Persisting challenges require strengthened collaboration
Challenges remain, and boosted common efforts are needed to address them. These challenges include declining rates of measles and diphtheria vaccination; unequal health coverage; and additional pressure on health systems from refugee and migrant flows – particularly in front-line countries.
“There are no easy roads for the Network to achieve its goals and targets. It will require political will and fast action. It will also need new approaches and we know from experience that new approaches are difficult and take time,” says Dr Jakab. “But I believe that the Network is on the right track. WHO will continue to render the best possible support to its work.”
The pledge that the nine countries are expected to sign calls for:
- increasing public financing for health, despite economic hardship;
- coordinating efforts to improve people’s health through universal health coverage, whole-of-government and whole-of-society approaches, and tackling health inequalities – all aiming to reach health-related goals and targets of the Agenda for Sustainable Development by 2030;
- building a cross-border mechanism for coordinated health emergency response; and
- establishing a subregional health workforce observatory to promote and monitor cross-border mobility of health care workers, harmonize their qualifications and prevent the emigration of young specialists to more affluent regions in order to address the challenge of an insufficient number of health workers in south-eastern Europe to cover the health needs of an ageing population.
Origins and future of the Network
The South-eastern Europe Health Network was set up in 2001, following the economic collapse and conflict that tore parts of south-eastern Europe apart in the 1990s. Over the years, the Network has helped to push public health higher up on political agendas.
“Last year we marked the Network’s 15th anniversary.
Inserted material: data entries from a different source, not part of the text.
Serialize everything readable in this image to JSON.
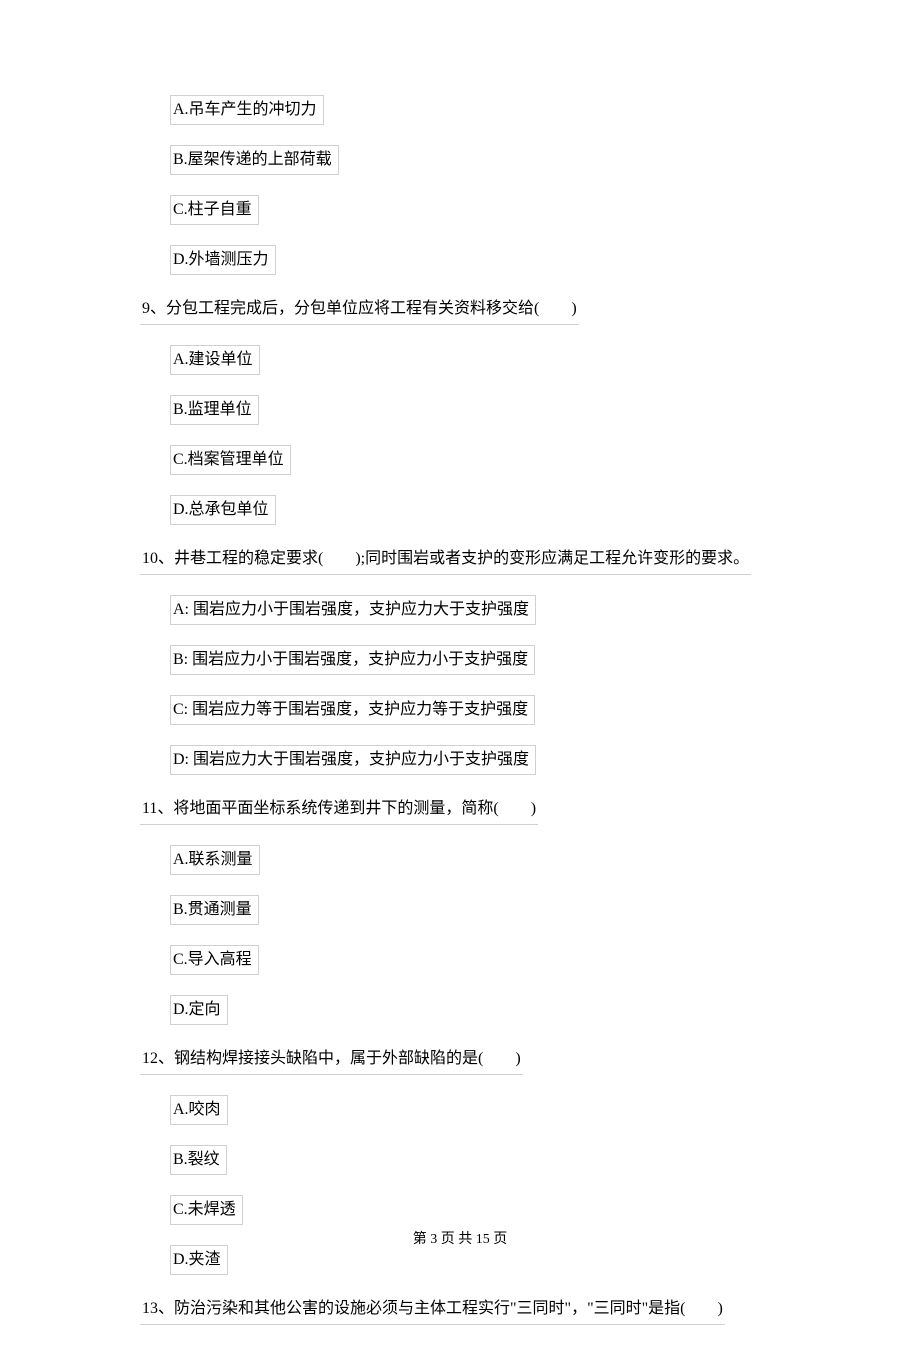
{
  "q8": {
    "options": {
      "a": "A.吊车产生的冲切力",
      "b": "B.屋架传递的上部荷载",
      "c": "C.柱子自重",
      "d": "D.外墙测压力"
    }
  },
  "q9": {
    "text": "9、分包工程完成后，分包单位应将工程有关资料移交给(　　)",
    "options": {
      "a": "A.建设单位",
      "b": "B.监理单位",
      "c": "C.档案管理单位",
      "d": "D.总承包单位"
    }
  },
  "q10": {
    "text": "10、井巷工程的稳定要求(　　);同时围岩或者支护的变形应满足工程允许变形的要求。",
    "options": {
      "a": "A:  围岩应力小于围岩强度，支护应力大于支护强度",
      "b": "B:  围岩应力小于围岩强度，支护应力小于支护强度",
      "c": "C:  围岩应力等于围岩强度，支护应力等于支护强度",
      "d": "D:  围岩应力大于围岩强度，支护应力小于支护强度"
    }
  },
  "q11": {
    "text": "11、将地面平面坐标系统传递到井下的测量，简称(　　)",
    "options": {
      "a": "A.联系测量",
      "b": "B.贯通测量",
      "c": "C.导入高程",
      "d": "D.定向"
    }
  },
  "q12": {
    "text": "12、钢结构焊接接头缺陷中，属于外部缺陷的是(　　)",
    "options": {
      "a": "A.咬肉",
      "b": "B.裂纹",
      "c": "C.未焊透",
      "d": "D.夹渣"
    }
  },
  "q13": {
    "text": "13、防治污染和其他公害的设施必须与主体工程实行\"三同时\"，\"三同时\"是指(　　)"
  },
  "footer": "第 3 页 共 15 页"
}
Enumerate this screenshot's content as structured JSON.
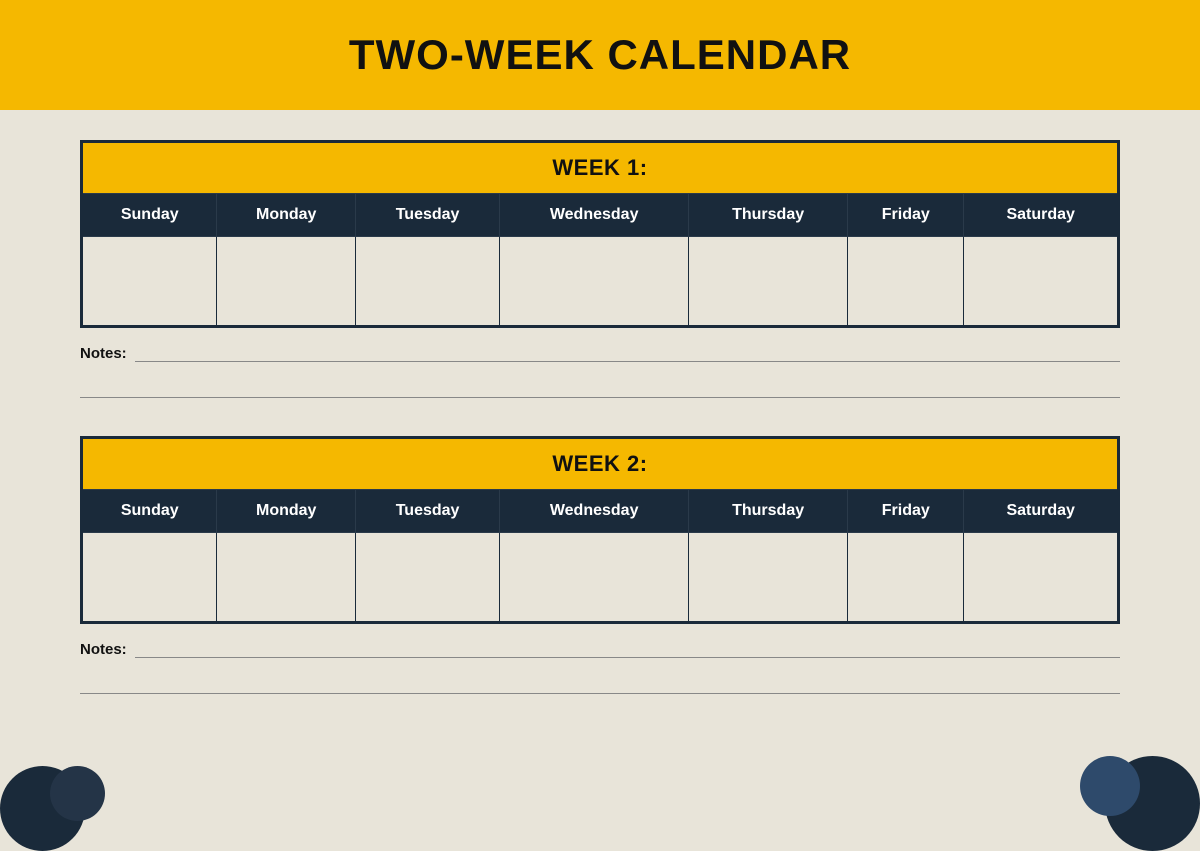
{
  "header": {
    "title": "TWO-WEEK CALENDAR"
  },
  "week1": {
    "label": "WEEK 1:",
    "days": [
      "Sunday",
      "Monday",
      "Tuesday",
      "Wednesday",
      "Thursday",
      "Friday",
      "Saturday"
    ],
    "notes_label": "Notes:"
  },
  "week2": {
    "label": "WEEK 2:",
    "days": [
      "Sunday",
      "Monday",
      "Tuesday",
      "Wednesday",
      "Thursday",
      "Friday",
      "Saturday"
    ],
    "notes_label": "Notes:"
  },
  "colors": {
    "header_bg": "#f5b800",
    "table_header_day_bg": "#1a2a3a",
    "page_bg": "#e8e4d9",
    "title_color": "#111111"
  }
}
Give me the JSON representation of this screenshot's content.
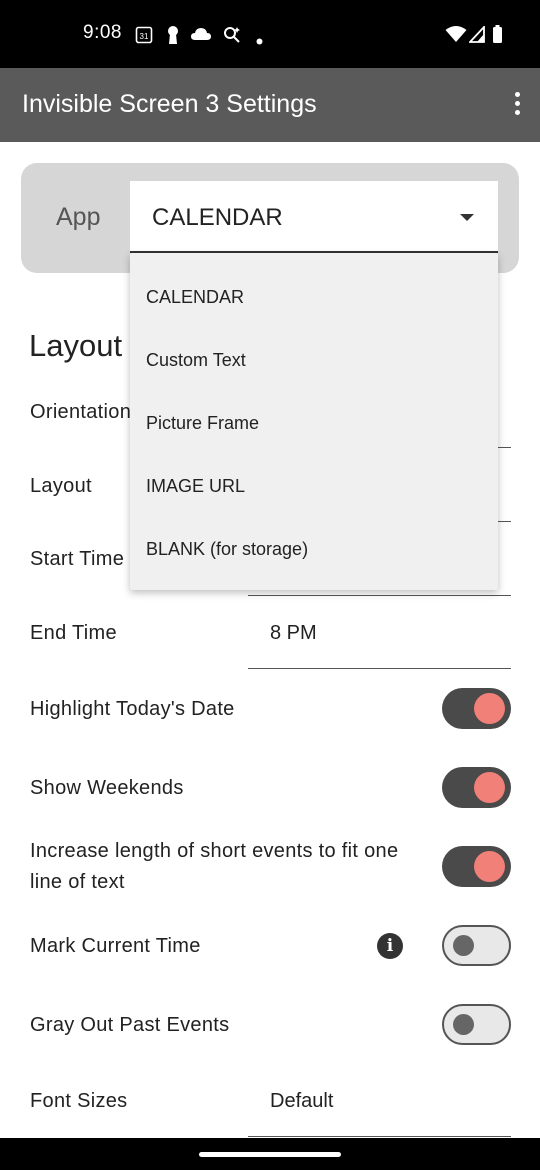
{
  "status_bar": {
    "time": "9:08",
    "icons": [
      "calendar-icon",
      "keyhole-icon",
      "cloud-icon",
      "search-sparkle-icon",
      "dot-icon",
      "wifi-icon",
      "signal-icon",
      "battery-icon"
    ],
    "calendar_badge": "31"
  },
  "app_bar": {
    "title": "Invisible Screen 3 Settings",
    "menu_icon": "more-vert-icon"
  },
  "app_selector": {
    "label": "App",
    "selected": "CALENDAR",
    "options": [
      "CALENDAR",
      "Custom Text",
      "Picture Frame",
      "IMAGE URL",
      "BLANK (for storage)"
    ]
  },
  "layout_section": {
    "title": "Layout",
    "orientation_label": "Orientation",
    "layout_label": "Layout",
    "start_time_label": "Start Time",
    "end_time_label": "End Time",
    "end_time_value": "8 PM"
  },
  "toggles": [
    {
      "label": "Highlight Today's Date",
      "on": true
    },
    {
      "label": "Show Weekends",
      "on": true
    },
    {
      "label": "Increase length of short events to fit one line of text",
      "on": true
    },
    {
      "label": "Mark Current Time",
      "on": false
    },
    {
      "label": "Gray Out Past Events",
      "on": false
    }
  ],
  "font_sizes": {
    "label": "Font Sizes",
    "value": "Default"
  },
  "colors": {
    "status_bar": "#000000",
    "app_bar": "#5a5a5a",
    "toggle_track_on": "#4a4a4a",
    "toggle_knob_on": "#f08078",
    "card_background": "#d6d6d6",
    "dropdown_background": "#f0f0f0"
  }
}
The 4th Health Ministerial Forum will provide an opportunity to take stock of what we have achieved and how the countries have helped to shape the public health landscape in south-east Europe,” says Dr Mira Dasic, Head of the South-eastern Europe Health Network Secretariat.
The Forum is being organized jointly by the South-eastern Europe Health Network Presidency, Executive Committee and Secretariat, and in collaboration with the WHO Regional Office for Europe. The Government of the Republic of Moldova is hosting the event.